Our model of choice for the task at hand is Gradient Tree Boosting. This is probably one of the best off-the-shelf machine learning algorithm. And it will handle the few missing data, mixture of categorical and numerical variables that we have in our data set. That last statement is actually true for all trees based machine learning algorithms.
#drop useless variables for our purpose
merged_data$ID <- NULL
merged_data$car_name <- NULL
#perform 10 folds cross-validation and repeat it 10 times.
control <- trainControl(method = "repeatedcv", number = 10, repeats = 10)
set.seed(701) #from random.org
fit <- train(price ~ ., data = merged_data,
method = "gbm",
trControl = control,
verbose = FALSE)
imp <- varImp(fit, scale=TRUE)
imp
## gbm variable importance
##
## Overall
## acceleration 100.0
## model 73.7
## mpg 69.0
## displacement 55.6
## weight 49.7
## horsepower 42.5
## origin 0.0
## cylinders 0.0
plot(imp, main = "Variable Importance")
Based on our model, acceleration, year, and fuel economy seem to factor more in the vehicle price.
Please keep in mind that although cylinders and origin have zero importance values based on our model, they cannot be discarded without further analysis.

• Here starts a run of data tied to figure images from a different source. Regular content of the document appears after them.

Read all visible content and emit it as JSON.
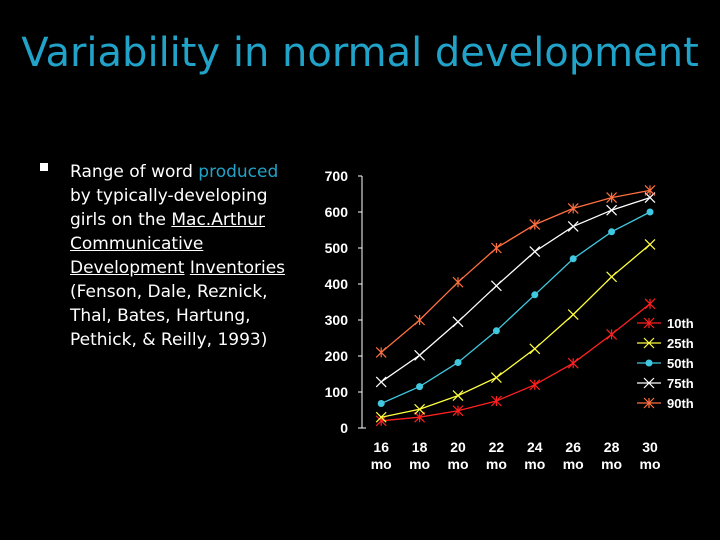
{
  "slide": {
    "title": "Variability in normal development",
    "bullet": {
      "pre": "Range of word",
      "highlight": "produced",
      "mid": "by typically-developing girls on the",
      "link1": "Mac.Arthur",
      "link2": "Communicative",
      "link3": "Development",
      "link4": "Inventories",
      "post": "(Fenson, Dale, Reznick, Thal, Bates, Hartung, Pethick, & Reilly, 1993)"
    }
  },
  "chart_data": {
    "type": "line",
    "title": "",
    "xlabel": "",
    "ylabel": "",
    "ylim": [
      0,
      700
    ],
    "yticks": [
      "700",
      "600",
      "500",
      "400",
      "300",
      "200",
      "100",
      "0"
    ],
    "categories": [
      "16",
      "18",
      "20",
      "22",
      "24",
      "26",
      "28",
      "30"
    ],
    "category_unit": "mo",
    "legend_position": "right",
    "series": [
      {
        "name": "10th",
        "color": "#ff2020",
        "marker": "star",
        "values": [
          20,
          30,
          48,
          75,
          120,
          180,
          260,
          345
        ]
      },
      {
        "name": "25th",
        "color": "#ffff40",
        "marker": "x",
        "values": [
          30,
          52,
          90,
          140,
          220,
          315,
          420,
          510
        ]
      },
      {
        "name": "50th",
        "color": "#40c8e0",
        "marker": "circle",
        "values": [
          68,
          115,
          182,
          270,
          370,
          470,
          545,
          600
        ]
      },
      {
        "name": "75th",
        "color": "#ffffff",
        "marker": "x",
        "values": [
          128,
          202,
          295,
          395,
          490,
          560,
          605,
          640
        ]
      },
      {
        "name": "90th",
        "color": "#ff7040",
        "marker": "star",
        "values": [
          210,
          300,
          405,
          500,
          565,
          610,
          640,
          660
        ]
      }
    ]
  }
}
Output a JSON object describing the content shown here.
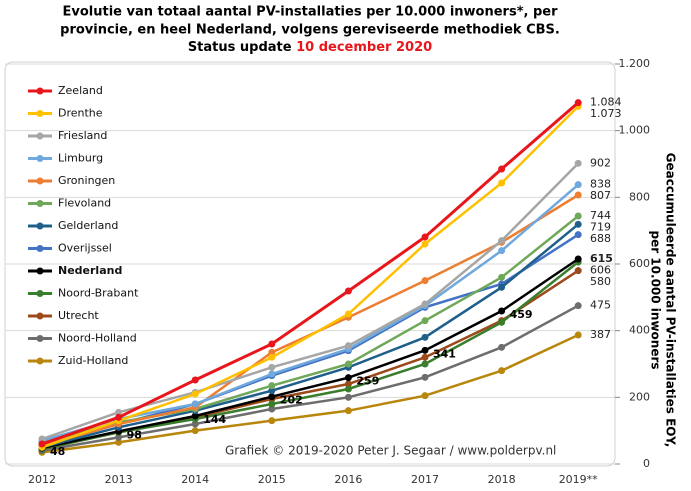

Cylinders size and fuel economy are somewhat correlated (78%). This means that if one throws out the mpg variable, cylinder size may become important variable.
Conclusion
I spent a couple of hours or so this morning to get this done. So this should be considered a quick hack more than anything else. A good data scientist is a also a good hacker :-)